Notre anti-héros en fuite, le cinéaste l’impose comme le seul garant des valeurs humaines fondamentales. Autour de lui gravite voyous sans morale et policiers prêts à en découdre sans réfléchir: la frontière entre ces deux camps opposés est bien souvent volontairement imperceptible. Zenong est le dernier adepte de principes moraux qu’une société sans âme abandonne progressivement. Sa cavale et sa condamnation certaine à court terme devient presque un message politique si on interprète ce symbole. Ce thème au coeur du film est difficilement accessible à une audience plus habituée à la détente qu’à la réflexion, mais une fois assimilé, un nouvel angle s’offre à nous.

« l’égoïsme pur! »

Pour appuyer son propos, Yi’nan Diao va étaler tout son talent incroyablement riche de réalisateur. Le plus marquant, c’est sans doute la maîtrise dans l’utilisation de la lumière dont fait preuve le cinéaste. Très majoritairement de nuit, comme pour appuyer le crépuscule philosophique de son protagoniste principal, le film va éparpiller des couleurs acidulées et fluorescentes à la faveur des néons de cette ville. S’en dégage une ambiance unique, donnant le sentiment d’un monde factice où seul Zenong est encore humain. Un procédé d’ordinaire réservé au cinéma de science-fiction, mais qui donne ici une patte toute particulière à l’œuvre. Dans ce contexte visuel, les rares passages de jour sont comme des virgules féeriques. “Le lac aux oies sauvages” est un chef-d’œuvre d’utilisation de la lumière dans le 7ème art, et appuie des prises de vues jamais hasardeuses, aux cadrages toujours réfléchis.

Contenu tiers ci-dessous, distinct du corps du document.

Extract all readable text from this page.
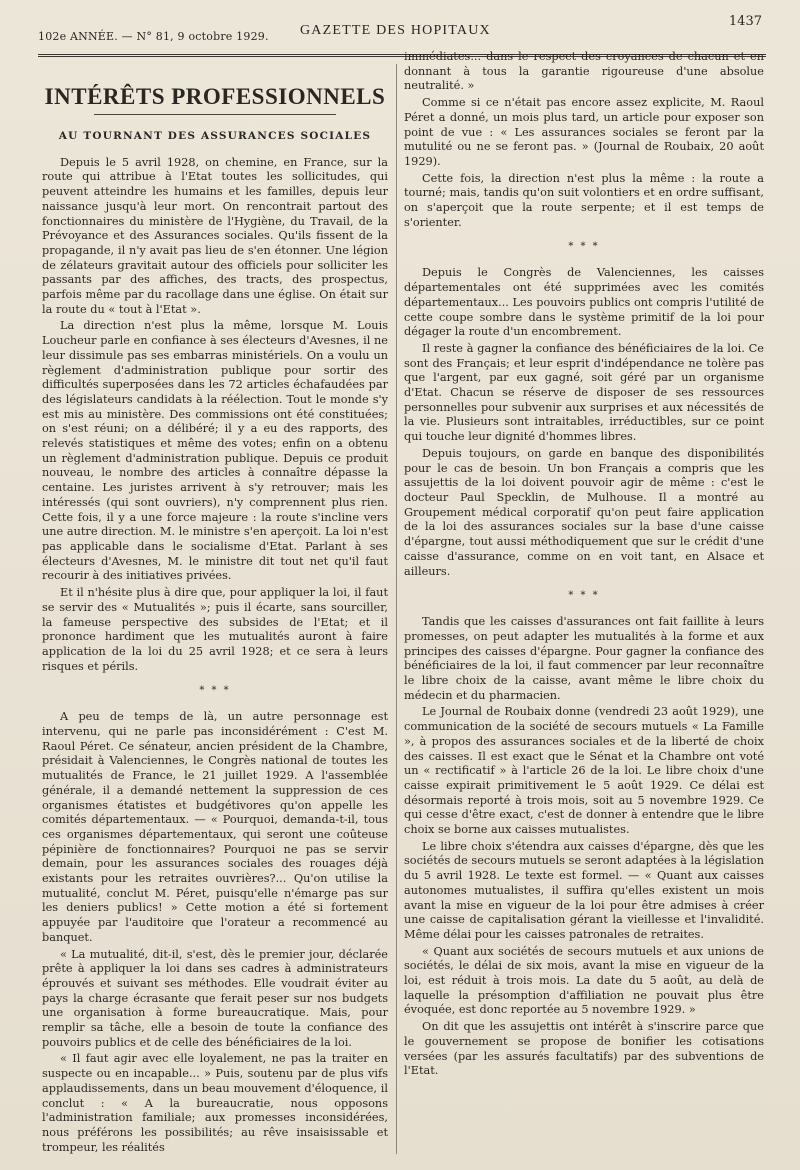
102e ANNÉE. — N° 81, 9 octobre 1929. GAZETTE DES HOPITAUX
1437
INTÉRÊTS PROFESSIONNELS
AU TOURNANT DES ASSURANCES SOCIALES

Depuis le 5 avril 1928, on chemine, en France, sur la route qui attribue à l'Etat toutes les sollicitudes, qui peuvent atteindre les humains et les familles, depuis leur naissance jusqu'à leur mort. On rencontrait partout des fonctionnaires du ministère de l'Hygiène, du Travail, de la Prévoyance et des Assurances sociales. Qu'ils fissent de la propagande, il n'y avait pas lieu de s'en étonner. Une légion de zélateurs gravitait autour des officiels pour solliciter les passants par des affiches, des tracts, des prospectus, parfois même par du racollage dans une église. On était sur la route du « tout à l'Etat ».

La direction n'est plus la même, lorsque M. Louis Loucheur parle en confiance à ses électeurs d'Avesnes, il ne leur dissimule pas ses embarras ministériels. On a voulu un règlement d'administration publique pour sortir des difficultés superposées dans les 72 articles échafaudées par des législateurs candidats à la réélection. Tout le monde s'y est mis au ministère. Des commissions ont été constituées; on s'est réuni; on a délibéré; il y a eu des rapports, des relevés statistiques et même des votes; enfin on a obtenu un règlement d'administration publique. Depuis ce produit nouveau, le nombre des articles à connaître dépasse la centaine. Les juristes arrivent à s'y retrouver; mais les intéressés (qui sont ouvriers), n'y comprennent plus rien. Cette fois, il y a une force majeure : la route s'incline vers une autre direction. M. le ministre s'en aperçoit. La loi n'est pas applicable dans le socialisme d'Etat. Parlant à ses électeurs d'Avesnes, M. le ministre dit tout net qu'il faut recourir à des initiatives privées.

Et il n'hésite plus à dire que, pour appliquer la loi, il faut se servir des « Mutualités »; puis il écarte, sans sourciller, la fameuse perspective des subsides de l'Etat; et il prononce hardiment que les mutualités auront à faire application de la loi du 25 avril 1928; et ce sera à leurs risques et périls.

* * *

A peu de temps de là, un autre personnage est intervenu, qui ne parle pas inconsidérément : C'est M. Raoul Péret. Ce sénateur, ancien président de la Chambre, présidait à Valenciennes, le Congrès national de toutes les mutualités de France, le 21 juillet 1929. A l'assemblée générale, il a demandé nettement la suppression de ces organismes étatistes et budgétivores qu'on appelle les comités départementaux. — « Pourquoi, demanda-t-il, tous ces organismes départementaux, qui seront une coûteuse pépinière de fonctionnaires? Pourquoi ne pas se servir demain, pour les assurances sociales des rouages déjà existants pour les retraites ouvrières?... Qu'on utilise la mutualité, conclut M. Péret, puisqu'elle n'émarge pas sur les deniers publics! » Cette motion a été si fortement appuyée par l'auditoire que l'orateur a recommencé au banquet.

« La mutualité, dit-il, s'est, dès le premier jour, déclarée prête à appliquer la loi dans ses cadres à administrateurs éprouvés et suivant ses méthodes. Elle voudrait éviter au pays la charge écrasante que ferait peser sur nos budgets une organisation à forme bureaucratique. Mais, pour remplir sa tâche, elle a besoin de toute la confiance des pouvoirs publics et de celle des bénéficiaires de la loi.

« Il faut agir avec elle loyalement, ne pas la traiter en suspecte ou en incapable... » Puis, soutenu par de plus vifs applaudissements, dans un beau mouvement d'éloquence, il conclut : « A la bureaucratie, nous opposons l'administration familiale; aux promesses inconsidérées, nous préférons les possibilités; au rêve insaisissable et trompeur, les réalités

immédiates... dans le respect des croyances de chacun et en donnant à tous la garantie rigoureuse d'une absolue neutralité. »

Comme si ce n'était pas encore assez explicite, M. Raoul Péret a donné, un mois plus tard, un article pour exposer son point de vue : « Les assurances sociales se feront par la mutulité ou ne se feront pas. » (Journal de Roubaix, 20 août 1929).

Cette fois, la direction n'est plus la même : la route a tourné; mais, tandis qu'on suit volontiers et en ordre suffisant, on s'aperçoit que la route serpente; et il est temps de s'orienter.

* * *

Depuis le Congrès de Valenciennes, les caisses départementales ont été supprimées avec les comités départementaux... Les pouvoirs publics ont compris l'utilité de cette coupe sombre dans le système primitif de la loi pour dégager la route d'un encombrement.

Il reste à gagner la confiance des bénéficiaires de la loi. Ce sont des Français; et leur esprit d'indépendance ne tolère pas que l'argent, par eux gagné, soit géré par un organisme d'Etat. Chacun se réserve de disposer de ses ressources personnelles pour subvenir aux surprises et aux nécessités de la vie. Plusieurs sont intraitables, irréductibles, sur ce point qui touche leur dignité d'hommes libres.

Depuis toujours, on garde en banque des disponibilités pour le cas de besoin. Un bon Français a compris que les assujettis de la loi doivent pouvoir agir de même : c'est le docteur Paul Specklin, de Mulhouse. Il a montré au Groupement médical corporatif qu'on peut faire application de la loi des assurances sociales sur la base d'une caisse d'épargne, tout aussi méthodiquement que sur le crédit d'une caisse d'assurance, comme on en voit tant, en Alsace et ailleurs.

* * *

Tandis que les caisses d'assurances ont fait faillite à leurs promesses, on peut adapter les mutualités à la forme et aux principes des caisses d'épargne. Pour gagner la confiance des bénéficiaires de la loi, il faut commencer par leur reconnaître le libre choix de la caisse, avant même le libre choix du médecin et du pharmacien.

Le Journal de Roubaix donne (vendredi 23 août 1929), une communication de la société de secours mutuels « La Famille », à propos des assurances sociales et de la liberté de choix des caisses. Il est exact que le Sénat et la Chambre ont voté un « rectificatif » à l'article 26 de la loi. Le libre choix d'une caisse expirait primitivement le 5 août 1929. Ce délai est désormais reporté à trois mois, soit au 5 novembre 1929. Ce qui cesse d'être exact, c'est de donner à entendre que le libre choix se borne aux caisses mutualistes.

Le libre choix s'étendra aux caisses d'épargne, dès que les sociétés de secours mutuels se seront adaptées à la législation du 5 avril 1928. Le texte est formel. — « Quant aux caisses autonomes mutualistes, il suffira qu'elles existent un mois avant la mise en vigueur de la loi pour être admises à créer une caisse de capitalisation gérant la vieillesse et l'invalidité. Même délai pour les caisses patronales de retraites.

« Quant aux sociétés de secours mutuels et aux unions de sociétés, le délai de six mois, avant la mise en vigueur de la loi, est réduit à trois mois. La date du 5 août, au delà de laquelle la présomption d'affiliation ne pouvait plus être évoquée, est donc reportée au 5 novembre 1929. »

On dit que les assujettis ont intérêt à s'inscrire parce que le gouvernement se propose de bonifier les cotisations versées (par les assurés facultatifs) par des subventions de l'Etat.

Maestria aussi dans le montage: le cinéaste impose un rythme lent à son œuvre, qui là aussi ne pourra pas contenter le grand public. C’est pourtant une véritable volonté de s’étendre, d’offrir un environnement propice à la réflexion autour de son personnage principal. Un reniement totalement volontaire du cinéma de grand spectacle car les seules exceptions où le montage se fait d’un coup plus rapide, à l’extrême même, sont les scènes les plus violentes. Avec ce procédé, mais aussi dans les chorégraphies des affrontements, Yi’nan Diao donne immédiatement un sentiment totalement voulu de grotesque à ces instants: le réalisateur n’est pas là pour assouvir les envies d’action du public, et il lui retire ce plaisir à dessein.

Le montage sonore n’est pas en reste non plus, et osons même le qualifier d’exemplaire. C’est un concept parfois difficile à saisir pour le spectateur, mais dans “Le lac aux oies sauvages” ce pan de la réalisation est d’une maîtrise absolue. Chaque bruitage est calculé, dans sa forme sonore comme dans le timing avec lequel le cinéaste le délivre. C’est parfois une annonce, parfois une récurrence, parfois un choc: l’œuvre est une expérience sensorielle autant visuelle qu’auditive.

Plus qu’un film, “Le lac aux oies sauvages” est l’affirmation d’un auteur et la confirmation d’un talent. Si son message est déjà très souvent fragile et difficile à saisir pour les cinéphiles endurcis, le public en quête de divertissement peut aller voir ailleurs. Mais pour nous, adeptes de la réflexion poussée, le talent de réalisateur de Yi’nan Diao est incomparable.